This will be the last time that I refer to the crappiness of April, but as the past few weeks have gone by and I've not been able to do the training that I originally envisioned for myself in April, I have felt somewhat dispirited. I know, life happens - I got sick, we moved, I've lacked motivation and/or have had other priorities. I expected that, by this point in April, I would have cranked up the mileage and would be looking at two fairly easy weeks before Wildflower on May 5. Instead, I had 3 sloth-like weeks and fitting in workouts felt like a burden. So, now, when I should back off on training, I'm finally getting back into the swing of things.

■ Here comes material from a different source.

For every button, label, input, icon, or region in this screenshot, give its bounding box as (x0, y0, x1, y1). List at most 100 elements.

Fortunately, this weekend, I really enjoyed the 6 hours that I put into swimming, biking and running and remembered why I like training. It can be fun, but most of these were hours on my own, I spent them kind of lost in my own thoughts as I enjoyed the fact that I was not grading, emailing, planning classes, writing my annual self-evaluation, or dealing with house stuff. Yes, training this weekend functioned as hours of self-indulgence and a mental health break from random stressors. Maybe that's just what I needed because I'm finally looking forward to Wildflower in two weeks!
Talk about an attitude shift - even Thursday night, I found myself wanting to spend the weekend napping. Friday, however, I decided that I really needed to re-introduce myself to my bike. While March was a pretty good month in terms of time in the saddle, I hadn't been on my bike at all in April. That changed on Friday when I squeezed in a 2 hour brick (90 min. ride/30 min run) before I had to spend my evening chaperoning prom. All I wanted to do after getting all hot and sweaty was spend my evening on the sofa with a cold IPA, but I managed to pull myself together enough for prom. As much as I hated having to spend the evening working (and not just working but having to wear nice clothes and heels - definitely my idea of hell for a Friday night), I was SO happy that I had carved in time to train. Today, I spent another few hours riding and running and thinking, and I really appreciated that time.
I'm not great at balancing every aspect of my life that I consider important - there are times when one piece or another starts to slide. And sometimes just keeps sliding. However, I do love these moments when I can get out there for an hour or two, forget all of the other pressing business and just focus on the curve of the road, hauling up another hill, putting one foot in front of the other. These are the moments that remind me how lucky I am!